Data driven decision making to control pharmacy costs
Inpatient and Ancillary Services
Manager for Pharmacy Quality and Information Systems
James A Haley VAH
The session will describe factors that increase the cost of pharmaceuticals in the U.S. and how data mining and a data warehouse can be used with other techniques to minimize drug costs. This particular section will focus on the use of data systems.
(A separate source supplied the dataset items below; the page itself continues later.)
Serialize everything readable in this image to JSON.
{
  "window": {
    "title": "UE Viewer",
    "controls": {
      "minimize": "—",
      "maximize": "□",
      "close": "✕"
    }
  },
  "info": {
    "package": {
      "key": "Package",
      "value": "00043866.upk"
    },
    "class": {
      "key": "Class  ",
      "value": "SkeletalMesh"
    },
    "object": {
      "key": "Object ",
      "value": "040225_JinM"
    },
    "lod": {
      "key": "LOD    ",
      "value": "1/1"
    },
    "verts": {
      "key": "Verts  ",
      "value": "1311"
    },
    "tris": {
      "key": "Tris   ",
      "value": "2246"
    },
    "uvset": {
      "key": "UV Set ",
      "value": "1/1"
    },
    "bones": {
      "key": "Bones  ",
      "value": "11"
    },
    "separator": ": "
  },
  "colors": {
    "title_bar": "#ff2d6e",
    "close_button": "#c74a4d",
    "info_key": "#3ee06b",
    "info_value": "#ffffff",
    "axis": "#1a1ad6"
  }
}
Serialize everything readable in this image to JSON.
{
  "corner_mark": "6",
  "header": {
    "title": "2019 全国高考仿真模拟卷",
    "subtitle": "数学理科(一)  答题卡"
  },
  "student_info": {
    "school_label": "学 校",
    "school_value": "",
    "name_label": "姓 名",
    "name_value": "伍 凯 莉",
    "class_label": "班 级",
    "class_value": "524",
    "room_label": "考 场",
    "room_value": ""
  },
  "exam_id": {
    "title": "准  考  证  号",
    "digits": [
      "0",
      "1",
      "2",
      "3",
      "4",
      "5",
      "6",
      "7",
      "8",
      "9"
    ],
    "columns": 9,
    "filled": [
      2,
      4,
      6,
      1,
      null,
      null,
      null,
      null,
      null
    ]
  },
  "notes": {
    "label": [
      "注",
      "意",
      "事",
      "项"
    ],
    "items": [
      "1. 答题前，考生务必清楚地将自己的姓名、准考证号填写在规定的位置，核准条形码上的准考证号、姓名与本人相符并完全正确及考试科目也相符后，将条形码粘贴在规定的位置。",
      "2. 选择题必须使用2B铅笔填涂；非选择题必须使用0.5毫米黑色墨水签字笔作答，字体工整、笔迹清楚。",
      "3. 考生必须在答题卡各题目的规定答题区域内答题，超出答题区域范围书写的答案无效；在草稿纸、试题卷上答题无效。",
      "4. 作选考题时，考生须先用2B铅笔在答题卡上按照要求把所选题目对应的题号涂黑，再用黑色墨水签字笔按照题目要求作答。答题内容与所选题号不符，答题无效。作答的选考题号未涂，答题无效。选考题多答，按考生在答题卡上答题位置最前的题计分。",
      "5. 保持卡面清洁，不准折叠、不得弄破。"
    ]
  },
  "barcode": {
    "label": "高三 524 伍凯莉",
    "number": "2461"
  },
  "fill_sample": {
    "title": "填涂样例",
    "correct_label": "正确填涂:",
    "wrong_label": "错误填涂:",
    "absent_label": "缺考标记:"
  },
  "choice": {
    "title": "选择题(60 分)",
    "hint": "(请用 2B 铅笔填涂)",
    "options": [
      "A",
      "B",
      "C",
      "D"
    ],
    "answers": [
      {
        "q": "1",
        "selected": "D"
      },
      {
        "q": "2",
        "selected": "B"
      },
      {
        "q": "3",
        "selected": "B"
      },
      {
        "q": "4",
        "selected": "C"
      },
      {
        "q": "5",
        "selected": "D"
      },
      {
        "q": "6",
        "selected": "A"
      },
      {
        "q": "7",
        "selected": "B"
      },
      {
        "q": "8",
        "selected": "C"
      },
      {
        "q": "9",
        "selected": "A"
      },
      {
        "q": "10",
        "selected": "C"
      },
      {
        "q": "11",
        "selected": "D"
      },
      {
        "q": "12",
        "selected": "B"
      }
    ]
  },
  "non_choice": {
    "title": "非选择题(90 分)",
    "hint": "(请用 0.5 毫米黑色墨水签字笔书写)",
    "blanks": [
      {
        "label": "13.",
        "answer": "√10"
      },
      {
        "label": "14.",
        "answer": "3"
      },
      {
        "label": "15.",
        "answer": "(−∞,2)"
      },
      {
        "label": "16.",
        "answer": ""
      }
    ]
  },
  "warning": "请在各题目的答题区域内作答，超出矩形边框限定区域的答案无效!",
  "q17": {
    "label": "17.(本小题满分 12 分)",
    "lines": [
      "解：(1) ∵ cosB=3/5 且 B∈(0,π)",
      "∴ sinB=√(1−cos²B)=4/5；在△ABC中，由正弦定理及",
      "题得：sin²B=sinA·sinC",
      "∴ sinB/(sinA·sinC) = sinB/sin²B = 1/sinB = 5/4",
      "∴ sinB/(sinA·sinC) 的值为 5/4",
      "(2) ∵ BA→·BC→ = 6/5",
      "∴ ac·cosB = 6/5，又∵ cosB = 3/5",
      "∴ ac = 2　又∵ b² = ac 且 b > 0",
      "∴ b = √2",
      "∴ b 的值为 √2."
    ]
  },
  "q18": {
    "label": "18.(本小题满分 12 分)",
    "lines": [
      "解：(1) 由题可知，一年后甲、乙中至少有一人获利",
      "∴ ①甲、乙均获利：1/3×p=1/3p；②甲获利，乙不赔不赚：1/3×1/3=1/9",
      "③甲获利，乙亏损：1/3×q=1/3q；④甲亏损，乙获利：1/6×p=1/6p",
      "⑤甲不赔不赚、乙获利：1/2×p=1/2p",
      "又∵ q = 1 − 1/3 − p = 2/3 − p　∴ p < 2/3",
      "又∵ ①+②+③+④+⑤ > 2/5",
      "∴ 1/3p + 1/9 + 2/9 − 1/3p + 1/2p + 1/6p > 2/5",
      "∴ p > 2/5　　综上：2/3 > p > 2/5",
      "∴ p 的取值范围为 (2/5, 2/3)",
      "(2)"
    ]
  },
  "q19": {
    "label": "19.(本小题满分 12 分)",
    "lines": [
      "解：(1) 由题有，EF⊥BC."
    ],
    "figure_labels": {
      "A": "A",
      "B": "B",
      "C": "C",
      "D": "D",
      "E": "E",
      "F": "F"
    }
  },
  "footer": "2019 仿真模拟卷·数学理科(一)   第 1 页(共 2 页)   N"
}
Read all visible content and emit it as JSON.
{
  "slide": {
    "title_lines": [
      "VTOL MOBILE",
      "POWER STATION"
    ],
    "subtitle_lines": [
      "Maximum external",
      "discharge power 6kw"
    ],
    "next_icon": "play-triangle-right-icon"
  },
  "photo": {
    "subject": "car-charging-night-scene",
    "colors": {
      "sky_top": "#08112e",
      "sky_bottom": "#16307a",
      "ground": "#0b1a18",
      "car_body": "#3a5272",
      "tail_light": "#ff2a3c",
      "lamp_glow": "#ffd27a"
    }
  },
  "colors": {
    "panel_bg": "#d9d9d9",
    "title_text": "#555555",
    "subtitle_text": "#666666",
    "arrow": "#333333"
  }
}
The U.S. currently spends over 16 percent of its gross domestic product on health care. This is likely increase to over 20 percent by the end of the decade with prescription drugs being a significant factor in health care expenses. The percentage increase in medication cost has been in the double digits since the early 1990s. To control rising drug costs, health care organizations have formed pharmacy benefits management groups (PBM). Unfortunately, the tools available to the pharmacists providing pharmacoeconomic services are often limited to literature reviews and medication use evaluations (MUE). Literature reviews on newer agents often contain conflicting information and MUEs are a time-consuming process, taking up to three months. Data mining offers an opportunity for PBMs to enhance their ability to insure optimum pharmaceutical care. Optimum performance does not necessarily mean using the cheapest drug, but those that provide the best value, i.e best therapeutic outcome for minimal cost. Our organization has set up a data warehouse which has over 25 million records including drug, patient demographic, and laboratory data. Formulary policy decisions based on data mining have saved the organization over $500,000 per year and have been used to evaluate both medication safety and efficacy.